Mais la France, qui préside le Conseil de l’UE jusqu’en juin, a cru opportun d’offrir, jusque dans les rangs de l’assemblée, un ballet « participatif » et « inclusif », commandé par le ministère de la Culture à l’artiste Angelin Preljocaj et intitulé : Danse avec l’Europe. Résultat : des figurants, bras mouvants, ont envahi l’hémicycle en répondant aux injonctions d’une voix off : « Bouge la tête ! Bouge le bassin ! Redresse-toi ! Tourne sur toi-même ! » Affligeant.

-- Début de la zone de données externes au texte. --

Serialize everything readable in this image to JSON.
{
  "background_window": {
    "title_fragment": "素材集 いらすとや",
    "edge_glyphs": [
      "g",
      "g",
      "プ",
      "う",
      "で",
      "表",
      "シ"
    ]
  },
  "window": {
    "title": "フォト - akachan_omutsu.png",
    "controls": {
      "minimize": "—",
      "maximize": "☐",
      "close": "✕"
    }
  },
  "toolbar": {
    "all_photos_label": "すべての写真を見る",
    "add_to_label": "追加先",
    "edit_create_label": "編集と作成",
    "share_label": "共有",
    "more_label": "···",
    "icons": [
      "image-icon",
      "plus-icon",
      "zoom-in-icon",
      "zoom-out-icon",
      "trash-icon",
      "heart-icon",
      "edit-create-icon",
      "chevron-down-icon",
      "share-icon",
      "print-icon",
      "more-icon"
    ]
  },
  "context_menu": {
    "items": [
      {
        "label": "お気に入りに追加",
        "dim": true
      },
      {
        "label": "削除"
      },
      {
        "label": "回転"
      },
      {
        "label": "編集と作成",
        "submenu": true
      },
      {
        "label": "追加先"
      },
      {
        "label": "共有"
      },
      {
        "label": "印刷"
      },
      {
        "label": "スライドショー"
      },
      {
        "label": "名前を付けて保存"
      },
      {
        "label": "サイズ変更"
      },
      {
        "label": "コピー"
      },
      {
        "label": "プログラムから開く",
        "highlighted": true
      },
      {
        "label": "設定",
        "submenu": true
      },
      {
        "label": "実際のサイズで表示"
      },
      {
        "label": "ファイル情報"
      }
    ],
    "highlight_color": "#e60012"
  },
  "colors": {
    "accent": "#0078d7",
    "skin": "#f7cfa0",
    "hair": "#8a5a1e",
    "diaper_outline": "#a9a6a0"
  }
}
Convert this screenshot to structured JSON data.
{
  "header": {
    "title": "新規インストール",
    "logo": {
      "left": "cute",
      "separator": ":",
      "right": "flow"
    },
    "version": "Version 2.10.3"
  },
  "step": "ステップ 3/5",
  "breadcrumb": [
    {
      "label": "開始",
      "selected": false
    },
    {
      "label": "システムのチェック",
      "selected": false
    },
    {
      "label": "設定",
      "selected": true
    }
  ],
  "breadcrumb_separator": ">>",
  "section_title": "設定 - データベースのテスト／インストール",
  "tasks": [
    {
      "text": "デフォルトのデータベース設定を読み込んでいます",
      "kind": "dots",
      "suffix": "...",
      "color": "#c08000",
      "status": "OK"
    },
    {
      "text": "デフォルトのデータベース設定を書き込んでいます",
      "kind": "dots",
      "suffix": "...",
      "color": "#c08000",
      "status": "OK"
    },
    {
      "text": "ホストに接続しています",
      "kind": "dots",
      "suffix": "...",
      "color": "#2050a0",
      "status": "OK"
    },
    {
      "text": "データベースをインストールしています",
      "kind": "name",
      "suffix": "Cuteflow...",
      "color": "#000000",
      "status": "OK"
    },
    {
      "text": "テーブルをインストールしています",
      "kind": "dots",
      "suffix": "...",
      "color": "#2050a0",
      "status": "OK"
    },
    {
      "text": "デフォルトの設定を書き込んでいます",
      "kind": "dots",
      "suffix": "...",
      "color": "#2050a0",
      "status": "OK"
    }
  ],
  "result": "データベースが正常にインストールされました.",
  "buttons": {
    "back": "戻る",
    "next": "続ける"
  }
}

Il faut pourtant imaginer Macron heureux : son « bougisme » s’accorde avec ces prestations gestuelles en apesanteur, applaudies par la culture disruptive. Dans la théâtrocratie qu’est le macronisme, le pouvoir est un spectacle. Samedi, la cérémonie d’investiture à l’Élysée du chef de l’État a mis en scène, dans une sobriété revendiquée par le Palais, l’avancée solitaire du monarque républicain vers ses courtisans parqués, accompagné d’une musique de Lully qui emplissait déjà Versailles sous l’écho des talons de Louis XIV. Puis Macron a évoqué obscurément sa réélection : « Le peuple nouveau, différent d’il y a cinq ans, a confié à un président nouveau un mandat nouveau. » Mais quel est ce nouveau peuple sinon celui que le président croit, dans ses élans démiurgiques, avoir lui-même créé durant son mandat ? Le monde réel n’est pas exactement le sien.
L’Europe institutionnelle est ce « ballet sans musique, sans personne, sans rien » (Céline). Elle enthousiasme ceux qui profitent de ses mannes, mais reste inaccessible aux gens ordinaires.